Thursday, December 11, 2014

The Churchill Factor: How One Man Made History by Boris Johnson – review

Why is Boris Johnson publishing a breezy book about Churchill? The answer depends on your view of his political calculation

Johnson calls for EU referendum
Inviting comparisons to Winston Churchill … Boris Johnson. Photograph: John Stillwell/PA Wire
What must it be like to be trapped in irony – to be so infused by it that nothing you say or write is without comic inflection or some distancing device? Certain kinds of feelings become impossible to express properly. Suffering, desire, solemnity, sympathy, compassion: the dedicated ironist mocks all of them without intending to – we’ve got so used to his register that even if he is shouting “Take to the lifeboats!” or “Your house is on fire!” we can’t imagine that these alarms can be in earnest. They reach us with their quote marks doubled.

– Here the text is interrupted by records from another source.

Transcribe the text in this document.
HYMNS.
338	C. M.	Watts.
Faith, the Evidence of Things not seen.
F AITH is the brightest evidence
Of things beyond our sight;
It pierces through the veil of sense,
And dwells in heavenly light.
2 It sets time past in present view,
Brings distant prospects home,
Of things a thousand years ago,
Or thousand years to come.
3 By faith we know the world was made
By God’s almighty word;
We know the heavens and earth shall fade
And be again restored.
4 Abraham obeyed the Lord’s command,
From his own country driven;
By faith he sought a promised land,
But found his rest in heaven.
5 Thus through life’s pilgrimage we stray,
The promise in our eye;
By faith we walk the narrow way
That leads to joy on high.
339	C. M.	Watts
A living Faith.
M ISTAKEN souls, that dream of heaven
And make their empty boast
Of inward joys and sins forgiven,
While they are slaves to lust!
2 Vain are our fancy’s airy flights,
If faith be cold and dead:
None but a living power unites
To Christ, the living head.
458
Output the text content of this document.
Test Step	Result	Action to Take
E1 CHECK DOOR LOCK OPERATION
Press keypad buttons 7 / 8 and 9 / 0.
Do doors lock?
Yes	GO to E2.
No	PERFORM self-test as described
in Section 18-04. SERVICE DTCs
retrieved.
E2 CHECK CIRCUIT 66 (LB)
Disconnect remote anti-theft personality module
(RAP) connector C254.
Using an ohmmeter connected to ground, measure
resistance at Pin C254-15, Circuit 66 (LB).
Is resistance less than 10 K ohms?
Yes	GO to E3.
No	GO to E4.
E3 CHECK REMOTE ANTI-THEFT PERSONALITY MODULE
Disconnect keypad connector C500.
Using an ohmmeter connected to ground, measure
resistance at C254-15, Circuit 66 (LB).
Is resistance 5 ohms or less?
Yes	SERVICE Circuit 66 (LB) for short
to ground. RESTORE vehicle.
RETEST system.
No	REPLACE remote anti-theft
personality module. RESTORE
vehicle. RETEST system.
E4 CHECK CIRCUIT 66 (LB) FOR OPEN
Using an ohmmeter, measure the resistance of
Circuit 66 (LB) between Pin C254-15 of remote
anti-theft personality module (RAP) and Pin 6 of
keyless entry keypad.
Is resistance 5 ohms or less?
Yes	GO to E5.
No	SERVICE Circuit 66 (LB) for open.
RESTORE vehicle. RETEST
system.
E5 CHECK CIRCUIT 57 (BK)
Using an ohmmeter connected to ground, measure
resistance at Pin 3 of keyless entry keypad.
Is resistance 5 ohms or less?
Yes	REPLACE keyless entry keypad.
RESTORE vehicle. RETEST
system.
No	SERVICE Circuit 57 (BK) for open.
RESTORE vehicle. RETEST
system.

Eventually, even in heavily ironic England, this may be where Boris Johnson’s ambition to lead the post-Cameron Tory party comes unstuck; what is he serious about, other than the business of making us like him by making us laugh? But in a book that deals with the great tragedies of the 20th century, irony can be a handicap for Johnson the writer, too. Perhaps irony isn’t the right word; it’s more as if the author had had a retrofit in the slang department. “There are aspects of Churchill that make him sound like a chap who has had a few too many at a golf club bar,” he writes of a statesman who, as late as 1945, could tell his private secretary that the Hindus were a foul race “protected by their mere pullulation [rapid breeding] from the doom that is their due”. Johnson’s word choice – chap, a few too many – softens vileness into merely regrettable behaviour: we imagine a boring drunk in plus fours rather than the famine that killed three million people in Bengal (a disaster that goes unmentioned by Johnson, in which Churchill played an instrumental role). “Some of his ideas sound frankly a bit whacko,” the author writes of Churchill’s military wheezes in the first world war (and they certainly were, as the dead might attest).